B basketball had the opposite problem – shrinking pains – as the economy drew young families and basketball players from the farm and forced rival schools to join forces or give up the game. Hyphenate or die. When even that wasn’t enough, the B classification was split in two to allow the smallest schools to stay in the game. One tradition gave way to another, grudgingly for some who loved the 16-team format.
“Nobody likes change, but the change had to come,” Shields said. “With so many small schools and the farm towns getting smaller, so splitting them up is a good idea.”
A winning tradition
It never came to that in Reardan, where visitors from the west are greeted by a sign on Highway 2 that displays the school’s 30 state championships.
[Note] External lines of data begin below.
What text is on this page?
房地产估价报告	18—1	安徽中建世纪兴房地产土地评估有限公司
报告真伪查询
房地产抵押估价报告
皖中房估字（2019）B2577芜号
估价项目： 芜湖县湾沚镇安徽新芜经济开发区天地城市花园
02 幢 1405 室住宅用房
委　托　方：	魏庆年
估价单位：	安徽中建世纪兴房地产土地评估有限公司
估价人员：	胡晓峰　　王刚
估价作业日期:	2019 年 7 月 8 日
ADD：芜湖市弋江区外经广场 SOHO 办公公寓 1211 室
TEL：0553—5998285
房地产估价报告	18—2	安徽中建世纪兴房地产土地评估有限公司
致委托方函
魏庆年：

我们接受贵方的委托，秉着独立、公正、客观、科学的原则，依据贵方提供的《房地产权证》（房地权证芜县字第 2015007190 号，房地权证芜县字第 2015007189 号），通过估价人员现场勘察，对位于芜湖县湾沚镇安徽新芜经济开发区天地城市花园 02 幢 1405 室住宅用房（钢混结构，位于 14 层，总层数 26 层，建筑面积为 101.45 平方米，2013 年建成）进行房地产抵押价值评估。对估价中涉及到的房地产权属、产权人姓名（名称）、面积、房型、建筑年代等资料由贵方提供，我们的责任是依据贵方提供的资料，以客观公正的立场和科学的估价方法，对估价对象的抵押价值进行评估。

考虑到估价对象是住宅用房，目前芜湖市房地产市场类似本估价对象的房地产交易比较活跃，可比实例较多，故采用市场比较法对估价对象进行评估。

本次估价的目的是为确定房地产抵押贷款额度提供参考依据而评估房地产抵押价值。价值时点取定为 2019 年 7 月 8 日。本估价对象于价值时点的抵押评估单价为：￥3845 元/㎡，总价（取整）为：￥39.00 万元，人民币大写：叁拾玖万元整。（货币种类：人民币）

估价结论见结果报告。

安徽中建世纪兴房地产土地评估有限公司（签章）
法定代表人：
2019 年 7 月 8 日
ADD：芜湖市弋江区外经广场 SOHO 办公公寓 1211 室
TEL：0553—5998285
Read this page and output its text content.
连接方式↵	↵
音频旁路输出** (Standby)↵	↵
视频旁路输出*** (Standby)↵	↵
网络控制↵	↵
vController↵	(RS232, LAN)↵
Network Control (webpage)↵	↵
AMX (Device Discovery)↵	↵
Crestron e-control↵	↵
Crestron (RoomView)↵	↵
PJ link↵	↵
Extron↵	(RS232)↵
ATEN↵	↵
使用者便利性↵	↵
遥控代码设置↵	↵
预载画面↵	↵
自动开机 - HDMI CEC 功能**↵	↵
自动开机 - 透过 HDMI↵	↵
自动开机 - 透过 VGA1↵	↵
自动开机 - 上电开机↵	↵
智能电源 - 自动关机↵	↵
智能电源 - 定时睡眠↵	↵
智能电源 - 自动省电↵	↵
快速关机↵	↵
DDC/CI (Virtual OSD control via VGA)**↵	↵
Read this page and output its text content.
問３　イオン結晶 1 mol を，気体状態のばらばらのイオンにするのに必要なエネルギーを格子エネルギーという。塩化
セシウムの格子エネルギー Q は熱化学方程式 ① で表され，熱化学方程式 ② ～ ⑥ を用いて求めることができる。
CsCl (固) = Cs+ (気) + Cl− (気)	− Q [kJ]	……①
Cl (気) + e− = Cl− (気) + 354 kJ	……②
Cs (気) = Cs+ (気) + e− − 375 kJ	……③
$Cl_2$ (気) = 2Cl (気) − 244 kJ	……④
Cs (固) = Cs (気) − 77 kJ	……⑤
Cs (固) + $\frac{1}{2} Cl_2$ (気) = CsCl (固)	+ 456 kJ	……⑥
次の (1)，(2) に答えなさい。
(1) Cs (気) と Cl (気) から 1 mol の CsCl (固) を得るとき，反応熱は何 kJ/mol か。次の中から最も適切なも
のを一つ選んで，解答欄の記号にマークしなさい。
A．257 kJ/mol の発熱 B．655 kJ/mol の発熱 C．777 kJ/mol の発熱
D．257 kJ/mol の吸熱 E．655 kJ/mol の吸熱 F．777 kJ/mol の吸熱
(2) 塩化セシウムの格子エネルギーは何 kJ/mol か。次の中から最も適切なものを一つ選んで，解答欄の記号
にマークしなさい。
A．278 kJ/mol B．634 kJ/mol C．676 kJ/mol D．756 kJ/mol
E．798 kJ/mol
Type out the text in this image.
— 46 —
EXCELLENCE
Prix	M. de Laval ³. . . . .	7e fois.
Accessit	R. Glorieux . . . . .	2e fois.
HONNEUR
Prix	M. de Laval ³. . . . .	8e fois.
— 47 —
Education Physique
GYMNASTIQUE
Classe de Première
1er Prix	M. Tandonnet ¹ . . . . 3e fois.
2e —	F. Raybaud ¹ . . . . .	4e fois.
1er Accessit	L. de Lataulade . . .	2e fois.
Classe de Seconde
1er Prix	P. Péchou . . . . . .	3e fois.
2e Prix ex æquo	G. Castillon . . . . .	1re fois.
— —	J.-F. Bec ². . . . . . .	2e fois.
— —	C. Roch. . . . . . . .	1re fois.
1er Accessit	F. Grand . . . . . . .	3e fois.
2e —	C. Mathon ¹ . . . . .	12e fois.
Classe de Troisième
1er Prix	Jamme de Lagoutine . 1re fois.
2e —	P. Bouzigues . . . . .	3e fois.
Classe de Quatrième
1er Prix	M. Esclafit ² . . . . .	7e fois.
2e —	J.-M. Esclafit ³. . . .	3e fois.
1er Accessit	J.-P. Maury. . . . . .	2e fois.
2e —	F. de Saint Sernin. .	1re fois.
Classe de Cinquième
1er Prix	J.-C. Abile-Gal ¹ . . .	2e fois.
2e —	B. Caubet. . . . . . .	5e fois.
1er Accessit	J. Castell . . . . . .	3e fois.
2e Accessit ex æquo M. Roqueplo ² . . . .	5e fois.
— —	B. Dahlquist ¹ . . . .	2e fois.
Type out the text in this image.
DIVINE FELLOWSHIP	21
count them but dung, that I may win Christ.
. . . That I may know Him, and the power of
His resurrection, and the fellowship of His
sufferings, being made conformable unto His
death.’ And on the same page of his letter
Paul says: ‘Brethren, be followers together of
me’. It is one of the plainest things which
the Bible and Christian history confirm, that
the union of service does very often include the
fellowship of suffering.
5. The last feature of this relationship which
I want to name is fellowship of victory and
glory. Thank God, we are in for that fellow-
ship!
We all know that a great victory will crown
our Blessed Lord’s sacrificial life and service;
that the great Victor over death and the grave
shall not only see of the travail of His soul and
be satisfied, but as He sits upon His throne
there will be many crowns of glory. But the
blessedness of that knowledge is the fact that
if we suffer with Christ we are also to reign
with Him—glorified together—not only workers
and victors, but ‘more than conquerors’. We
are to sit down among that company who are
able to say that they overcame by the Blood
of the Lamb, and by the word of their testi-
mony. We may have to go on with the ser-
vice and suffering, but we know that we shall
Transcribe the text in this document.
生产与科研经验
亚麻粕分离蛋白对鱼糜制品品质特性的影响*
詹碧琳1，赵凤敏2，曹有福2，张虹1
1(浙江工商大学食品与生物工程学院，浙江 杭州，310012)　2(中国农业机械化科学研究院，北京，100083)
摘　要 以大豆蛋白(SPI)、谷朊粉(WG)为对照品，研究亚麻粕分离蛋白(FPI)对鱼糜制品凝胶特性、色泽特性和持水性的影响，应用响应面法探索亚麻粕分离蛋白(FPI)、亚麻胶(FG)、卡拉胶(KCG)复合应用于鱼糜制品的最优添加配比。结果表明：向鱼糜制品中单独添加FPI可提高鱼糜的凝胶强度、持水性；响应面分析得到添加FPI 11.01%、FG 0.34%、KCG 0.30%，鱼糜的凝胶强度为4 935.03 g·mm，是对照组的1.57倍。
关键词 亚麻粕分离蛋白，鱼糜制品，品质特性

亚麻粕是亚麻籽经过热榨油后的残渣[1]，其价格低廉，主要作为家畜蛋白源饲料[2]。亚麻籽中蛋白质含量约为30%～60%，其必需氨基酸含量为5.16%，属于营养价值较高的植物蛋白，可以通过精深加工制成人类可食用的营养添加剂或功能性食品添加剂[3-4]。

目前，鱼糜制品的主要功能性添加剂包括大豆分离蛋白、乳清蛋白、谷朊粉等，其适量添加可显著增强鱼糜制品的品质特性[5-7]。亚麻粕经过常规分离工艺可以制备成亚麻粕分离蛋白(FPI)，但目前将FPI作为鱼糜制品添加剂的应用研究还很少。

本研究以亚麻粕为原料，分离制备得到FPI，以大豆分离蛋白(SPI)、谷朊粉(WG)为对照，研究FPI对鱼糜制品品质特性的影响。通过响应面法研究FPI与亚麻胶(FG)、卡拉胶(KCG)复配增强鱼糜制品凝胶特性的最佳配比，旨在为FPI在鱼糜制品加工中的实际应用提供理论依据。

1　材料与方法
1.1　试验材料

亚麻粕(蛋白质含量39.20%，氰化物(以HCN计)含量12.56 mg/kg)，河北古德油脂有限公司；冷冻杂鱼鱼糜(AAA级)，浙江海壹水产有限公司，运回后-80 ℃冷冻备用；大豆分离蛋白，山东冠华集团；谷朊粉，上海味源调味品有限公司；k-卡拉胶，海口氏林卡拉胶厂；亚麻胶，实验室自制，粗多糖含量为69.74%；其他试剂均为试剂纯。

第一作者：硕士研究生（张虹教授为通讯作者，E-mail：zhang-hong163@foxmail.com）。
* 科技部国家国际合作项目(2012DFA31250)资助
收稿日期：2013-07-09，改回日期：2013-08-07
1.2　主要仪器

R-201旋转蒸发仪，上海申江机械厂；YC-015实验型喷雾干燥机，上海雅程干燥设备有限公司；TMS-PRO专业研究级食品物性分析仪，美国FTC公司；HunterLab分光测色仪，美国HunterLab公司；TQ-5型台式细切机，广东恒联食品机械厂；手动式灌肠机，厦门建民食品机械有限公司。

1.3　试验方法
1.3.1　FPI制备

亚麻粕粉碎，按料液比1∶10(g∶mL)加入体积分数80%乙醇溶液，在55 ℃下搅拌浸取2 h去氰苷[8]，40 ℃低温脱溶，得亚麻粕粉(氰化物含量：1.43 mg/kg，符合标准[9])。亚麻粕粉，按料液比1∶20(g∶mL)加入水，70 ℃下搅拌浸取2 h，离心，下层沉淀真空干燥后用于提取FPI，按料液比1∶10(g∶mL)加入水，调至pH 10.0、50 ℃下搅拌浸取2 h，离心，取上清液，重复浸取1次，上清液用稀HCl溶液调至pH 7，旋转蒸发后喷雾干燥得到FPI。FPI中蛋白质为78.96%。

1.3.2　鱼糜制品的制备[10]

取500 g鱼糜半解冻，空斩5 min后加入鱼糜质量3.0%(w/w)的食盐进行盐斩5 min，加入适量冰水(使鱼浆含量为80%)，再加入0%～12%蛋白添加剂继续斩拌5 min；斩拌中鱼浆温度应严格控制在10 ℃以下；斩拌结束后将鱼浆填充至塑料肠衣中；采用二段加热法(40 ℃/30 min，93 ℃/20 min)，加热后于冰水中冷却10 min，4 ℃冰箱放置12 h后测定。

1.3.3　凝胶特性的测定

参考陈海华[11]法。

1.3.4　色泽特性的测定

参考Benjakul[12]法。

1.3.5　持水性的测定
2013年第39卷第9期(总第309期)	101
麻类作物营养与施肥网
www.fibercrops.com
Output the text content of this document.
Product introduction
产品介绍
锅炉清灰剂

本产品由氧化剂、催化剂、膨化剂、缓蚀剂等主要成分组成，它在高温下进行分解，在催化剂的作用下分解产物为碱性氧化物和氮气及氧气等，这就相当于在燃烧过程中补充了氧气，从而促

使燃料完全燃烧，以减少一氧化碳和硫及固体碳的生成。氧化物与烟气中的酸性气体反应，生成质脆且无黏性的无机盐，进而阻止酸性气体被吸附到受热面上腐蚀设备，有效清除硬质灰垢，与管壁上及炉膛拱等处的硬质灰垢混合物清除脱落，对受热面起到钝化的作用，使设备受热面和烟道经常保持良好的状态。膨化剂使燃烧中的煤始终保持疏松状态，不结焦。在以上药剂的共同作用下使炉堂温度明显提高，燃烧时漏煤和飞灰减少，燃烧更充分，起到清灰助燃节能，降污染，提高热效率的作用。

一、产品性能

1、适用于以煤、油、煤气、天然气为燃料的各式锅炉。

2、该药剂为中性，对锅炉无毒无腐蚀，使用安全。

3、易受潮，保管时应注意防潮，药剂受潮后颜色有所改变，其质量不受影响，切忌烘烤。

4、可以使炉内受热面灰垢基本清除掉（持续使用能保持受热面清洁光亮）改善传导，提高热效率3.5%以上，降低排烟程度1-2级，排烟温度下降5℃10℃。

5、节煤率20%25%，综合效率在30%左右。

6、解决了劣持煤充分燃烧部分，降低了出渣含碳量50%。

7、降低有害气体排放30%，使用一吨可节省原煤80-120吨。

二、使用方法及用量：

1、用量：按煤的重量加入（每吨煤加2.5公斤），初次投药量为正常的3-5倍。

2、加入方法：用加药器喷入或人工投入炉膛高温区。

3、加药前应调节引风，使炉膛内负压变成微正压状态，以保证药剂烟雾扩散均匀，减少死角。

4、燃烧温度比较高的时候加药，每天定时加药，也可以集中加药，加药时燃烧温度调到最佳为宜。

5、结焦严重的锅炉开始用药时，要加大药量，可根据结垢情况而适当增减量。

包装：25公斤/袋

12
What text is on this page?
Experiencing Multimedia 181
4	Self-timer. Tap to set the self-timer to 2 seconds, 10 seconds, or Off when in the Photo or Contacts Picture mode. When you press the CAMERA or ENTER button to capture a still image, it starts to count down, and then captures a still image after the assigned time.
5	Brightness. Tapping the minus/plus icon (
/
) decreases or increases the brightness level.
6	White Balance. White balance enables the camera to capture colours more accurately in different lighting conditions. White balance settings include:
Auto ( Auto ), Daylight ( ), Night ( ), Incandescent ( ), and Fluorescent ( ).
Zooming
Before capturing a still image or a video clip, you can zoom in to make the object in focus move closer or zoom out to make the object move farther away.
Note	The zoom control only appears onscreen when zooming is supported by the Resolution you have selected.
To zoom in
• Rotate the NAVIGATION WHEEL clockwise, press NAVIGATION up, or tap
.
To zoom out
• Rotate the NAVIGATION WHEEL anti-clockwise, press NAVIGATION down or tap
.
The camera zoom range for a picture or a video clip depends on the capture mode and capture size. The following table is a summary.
Five of them were earned in basketball and volleyball in the last three years by an extraordinary group of girls, five of them seniors with three games left in their high school careers.
“I feel honored and lucky to be part of this team, and overall I’m stunned at how well our career has gone,” said senior guard Tori Wynecoop.
That includes two straight titles and a 75-4 record going into Thursday’s first-round game against White Swan. The Indians field a deep, experienced team that includes standout guard Kelsey Moos, who will play next year at Arizona State. This year’s team is 24-1, losing only at Class 1A Brewster.
But if the Indians are odds-on favorites to repeat as champs, they overcame a few obstacles to get here. For one, Shields got the job almost by accident. He had coached the Sprague-Harrington girls to several state appearances, including a state title in 2007, before taking a two-year break the following year.
Shields learned of the vacancy at Reardan in 2010 from a newspaper article, but missed the application deadline. “It was a goofy deal,” Shields said, but three days later the school called back and granted an interview.
Soon, the job was his, along with a young team full of promise. Burge, Moos and senior guard Charlene Gray had played youth and AAU ball since the third grade. Wynecoop came along a few years later, and guard Chantel Heath joined the program as a freshman.
“These players are made from third to seventh grade,” Shields said. “All we try to do is sharpen their skills a little bit.
“I’m honored just to be able to coach them.”
Shields worked to complement Moos’ talents by developing post players and good shooters on the wing. The work was quickly rewarded with a 24-3 record and a state title in 2011. Assessing his first season at the trophy presentation after a 55-42 win over Toutle Lake, Shields smiled and said, “I think we’re there.”
It got better. Last year, the Indians went 27-0, pulling away from Brewster in the fourth quarter to win a second straight title, 65-57. Reardan trailed early in the fourth quarter, but according to Burge, “We started seeing each other on the court, then Chantel hit a big shot and it got people going.”
For Wynecoop, the enduring memory was “watching the clock go down from six seconds and (then-senior) Lauren Schulz drop the ball and look at me with a stunned expression, giving me a hug and then start crying.”
The final quarter
This season, the Indians have dominated most of their opponents. Even the loss at Brewster was a welcome chance “to get after it,” according to Shields, who along with assistant Brittney Kubik focused this year on reading opposing defenses and fine-tuning the offense.
“When you lose yourself in the game, really you know things are going to get done,” Burge said.
League rival Northwest Christian led by nine points at halftime in a district playoff game, but the Indians switched to a man defense, outscored the Crusaders 40-15 in the second half and won going away. “When we play our man, we’re really tough,” Shields said.
“I think you’re seeing one of the best basketball teams at the B level that’s ever been.”
That doesn’t mean Shield is overconfident. Before last week’s loser-out Regional game against Toutle Lake, Shields was wearing his nerves on his sleeve. Moos took notice.
“She knew I was nervous, it’s loser-out,” Shields said. “Kelsey looks at me and says. “You’re nervous, aren’t you? No reason to be.”